ICSE2025

Your Fix Is My Exploit: Enabling Comprehensive DL Library API Fuzzing with Large Language Models

Kunpeng Zhang, Shuai Wang, Jitao Han, Xiaogang Zhu, Xian Li, Shaohua Wang, Sheng Wen

被引用 6 次

摘要

Deep learning (DL) libraries are widely used to form the basis of various AI applications in computer vision, natural language processing, and software engineering domains. Despite their popularity, DL libraries are known to have vulnerabilities, such as buffer overflows, use-after-free, and integer overflows, that can be exploited to compromise the security or effectiveness of the underlying libraries. While traditional fuzzing techniques have been used to find bugs in software, they are not well-suited for DL libraries. In general, the complexity of DL libraries and the diversity of their APIs make it challenging to test them thoroughly. To date, mainstream DL libraries like TensorFlow and PyTorch have featured over 1,000 APIs, and the number of APIs is still growing. Fuzzing all these APIs is a daunting task, especially when considering the complexity of the input data and the diversity of the API usage patterns. Recent advances in large language models (LLMs) have illustrated the high potential of LLMs in understanding and synthesizing human-like code. Despite their high potential, we find that emerging LLM-based fuzzers are less optimal for DL library API fuzzing, given their lack of in-depth knowledge on API input edge cases and inefficiency in generating test inputs.

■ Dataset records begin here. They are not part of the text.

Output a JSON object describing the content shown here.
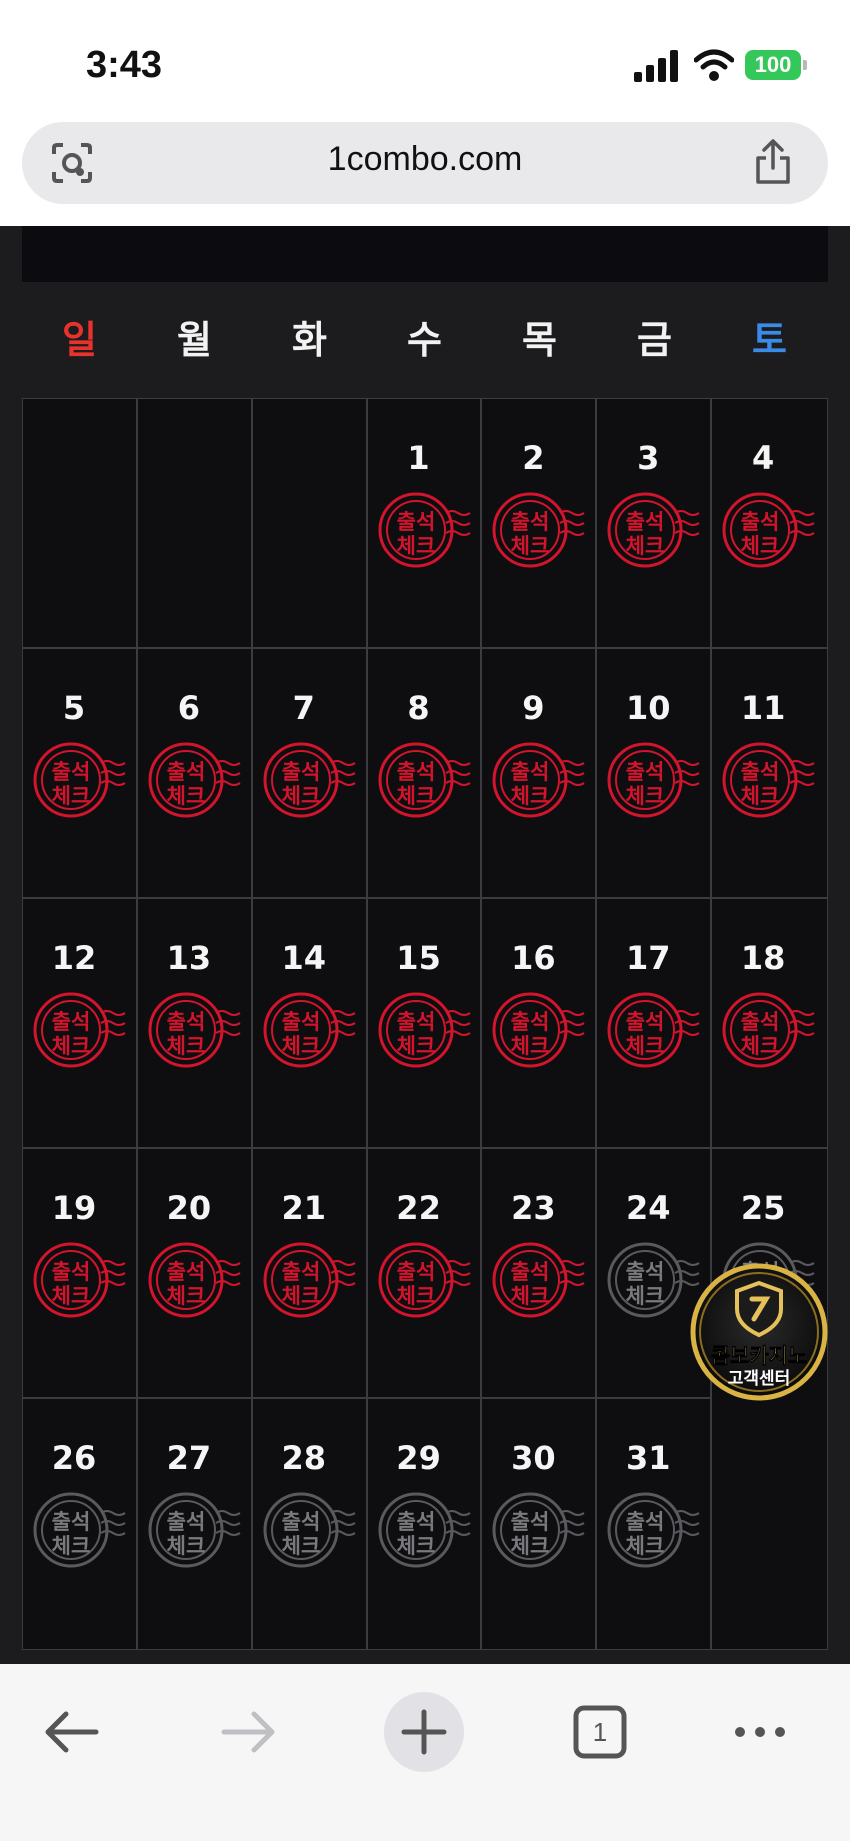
{
  "status_bar": {
    "time": "3:43",
    "battery": "100"
  },
  "browser": {
    "url": "1combo.com",
    "tab_count": "1"
  },
  "calendar": {
    "weekdays": [
      "일",
      "월",
      "화",
      "수",
      "목",
      "금",
      "토"
    ],
    "stamp_text": {
      "line1": "출석",
      "line2": "체크"
    },
    "leading_blank_cells": 3,
    "days": [
      {
        "day": "1",
        "checked": true
      },
      {
        "day": "2",
        "checked": true
      },
      {
        "day": "3",
        "checked": true
      },
      {
        "day": "4",
        "checked": true
      },
      {
        "day": "5",
        "checked": true
      },
      {
        "day": "6",
        "checked": true
      },
      {
        "day": "7",
        "checked": true
      },
      {
        "day": "8",
        "checked": true
      },
      {
        "day": "9",
        "checked": true
      },
      {
        "day": "10",
        "checked": true
      },
      {
        "day": "11",
        "checked": true
      },
      {
        "day": "12",
        "checked": true
      },
      {
        "day": "13",
        "checked": true
      },
      {
        "day": "14",
        "checked": true
      },
      {
        "day": "15",
        "checked": true
      },
      {
        "day": "16",
        "checked": true
      },
      {
        "day": "17",
        "checked": true
      },
      {
        "day": "18",
        "checked": true
      },
      {
        "day": "19",
        "checked": true
      },
      {
        "day": "20",
        "checked": true
      },
      {
        "day": "21",
        "checked": true
      },
      {
        "day": "22",
        "checked": true
      },
      {
        "day": "23",
        "checked": true
      },
      {
        "day": "24",
        "checked": false
      },
      {
        "day": "25",
        "checked": false
      },
      {
        "day": "26",
        "checked": false
      },
      {
        "day": "27",
        "checked": false
      },
      {
        "day": "28",
        "checked": false
      },
      {
        "day": "29",
        "checked": false
      },
      {
        "day": "30",
        "checked": false
      },
      {
        "day": "31",
        "checked": false
      }
    ]
  },
  "support_badge": {
    "line1": "콤보카지노",
    "line2": "고객센터"
  },
  "colors": {
    "stamp_active": "#d2142c",
    "stamp_inactive": "#5a5a5e",
    "sunday": "#e8322c",
    "saturday": "#3a8be8",
    "badge_gold": "#d9b445"
  },
  "icons": [
    "lens-icon",
    "share-icon",
    "back-icon",
    "forward-icon",
    "new-tab-icon",
    "tabs-icon",
    "more-icon",
    "signal-icon",
    "wifi-icon",
    "battery-icon"
  ]
}
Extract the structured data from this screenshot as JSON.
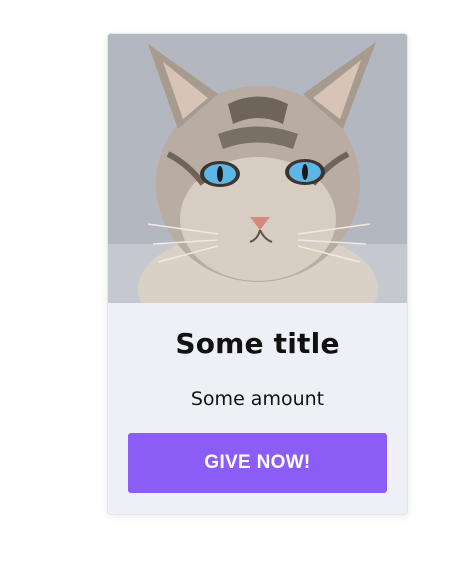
{
  "card": {
    "title": "Some title",
    "amount": "Some amount",
    "button_label": "GIVE NOW!",
    "image": "cat-photo",
    "accent_color": "#8b5cf6",
    "card_bg": "#eef0f5"
  }
}
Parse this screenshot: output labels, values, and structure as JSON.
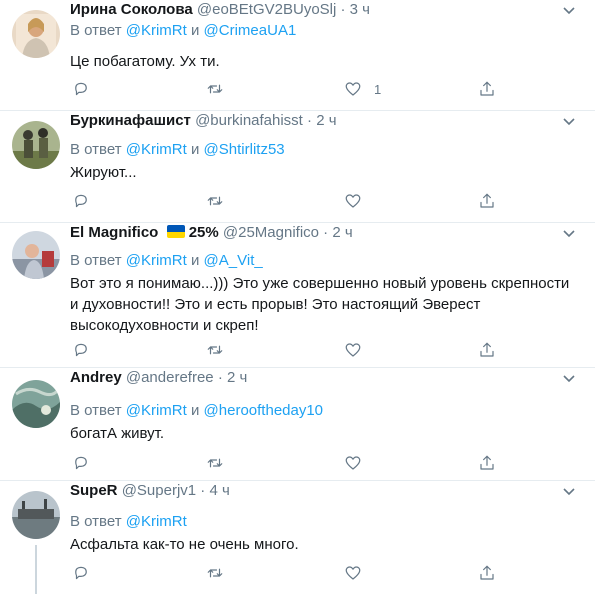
{
  "tweets": [
    {
      "name": "Ирина Соколова",
      "handle": "@eoBEtGV2BUyoSlj",
      "dot": "·",
      "time": "3 ч",
      "reply_prefix": "В ответ",
      "reply_to_1": "@KrimRt",
      "reply_and": "и",
      "reply_to_2": "@CrimeaUA1",
      "text": "Це побагатому. Ух ти.",
      "likes": "1"
    },
    {
      "name": "Буркинафашист",
      "handle": "@burkinafahisst",
      "dot": "·",
      "time": "2 ч",
      "reply_prefix": "В ответ",
      "reply_to_1": "@KrimRt",
      "reply_and": "и",
      "reply_to_2": "@Shtirlitz53",
      "text": "Жируют...",
      "likes": ""
    },
    {
      "name": "El Magnifico",
      "name_suffix": "25%",
      "handle": "@25Magnifico",
      "dot": "·",
      "time": "2 ч",
      "reply_prefix": "В ответ",
      "reply_to_1": "@KrimRt",
      "reply_and": "и",
      "reply_to_2": "@A_Vit_",
      "text": "Вот это я понимаю...))) Это уже совершенно новый уровень скрепности и духовности!! Это и есть прорыв! Это настоящий Эверест высокодуховности и скреп!",
      "likes": "",
      "flag_colors": [
        "#0057b7",
        "#ffd700"
      ]
    },
    {
      "name": "Andrey",
      "handle": "@anderefree",
      "dot": "·",
      "time": "2 ч",
      "reply_prefix": "В ответ",
      "reply_to_1": "@KrimRt",
      "reply_and": "и",
      "reply_to_2": "@herooftheday10",
      "text": "богатА живут.",
      "likes": ""
    },
    {
      "name": "SupeR",
      "handle": "@Superjv1",
      "dot": "·",
      "time": "4 ч",
      "reply_prefix": "В ответ",
      "reply_to_1": "@KrimRt",
      "text": "Асфальта как-то не очень много.",
      "likes": ""
    }
  ],
  "icons": {
    "reply": "reply-icon",
    "retweet": "retweet-icon",
    "like": "heart-icon",
    "share": "share-icon",
    "more": "chevron-down-icon"
  },
  "colors": {
    "link": "#1da1f2",
    "secondary": "#657786",
    "divider": "#e6ecf0",
    "text": "#14171a"
  }
}
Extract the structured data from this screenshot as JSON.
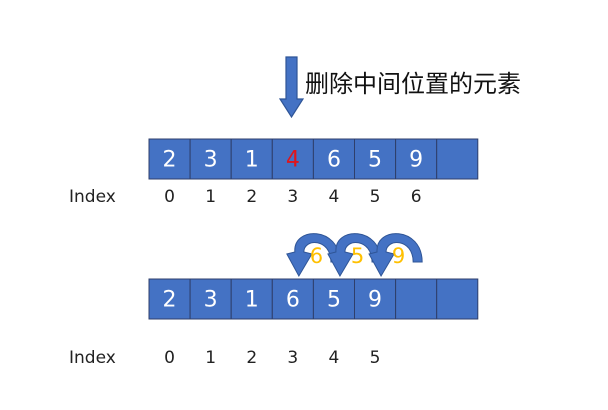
{
  "title": "删除中间位置的元素",
  "colors": {
    "cell_fill": "#4472c4",
    "cell_border": "#2f3f6b",
    "arrow_fill": "#4472c4",
    "arrow_border": "#2f5597",
    "highlight_text": "#e0151c",
    "moving_text": "#ffc000"
  },
  "before": {
    "cells": [
      "2",
      "3",
      "1",
      "4",
      "6",
      "5",
      "9",
      ""
    ],
    "highlight_index": 3,
    "index_label": "Index",
    "indices": [
      "0",
      "1",
      "2",
      "3",
      "4",
      "5",
      "6"
    ]
  },
  "after": {
    "cells": [
      "2",
      "3",
      "1",
      "6",
      "5",
      "9",
      "",
      ""
    ],
    "index_label": "Index",
    "indices": [
      "0",
      "1",
      "2",
      "3",
      "4",
      "5"
    ]
  },
  "shift_arrows": [
    {
      "value": "6",
      "from_slot": 4,
      "to_slot": 3
    },
    {
      "value": "5",
      "from_slot": 5,
      "to_slot": 4
    },
    {
      "value": "9",
      "from_slot": 6,
      "to_slot": 5
    }
  ]
}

In this paper, we propose DFuzz, a LLM-driven DL library fuzzing approach. We have two key insights: (1) With high reasoning ability, LLMs can replace human experts to reason edge cases (likely error-triggering inputs) from checks in an API's code, and transfer the extracted knowledge to test other (new or rarely-tested) APIs. (2) With high generation ability, LLMs can synthesize initial test programs with high accuracy that automates API testing. DFuzz provides LLMs with a novel “white-box view” of DL library APIs, and therefore, can leverage LLMs' reasoning and generation abilities to achieve comprehensive fuzzing. Our experimental results on popular DL libraries demonstrate that DFuzz is able to cover more APIs than SOTA (LLM-based) fuzzers on TensorFlow and PyTorch, respectively. Moreover, DFuzz successfully detected 37 bugs, with 8 already fixed and 19 replicated by the developer but still under investigation.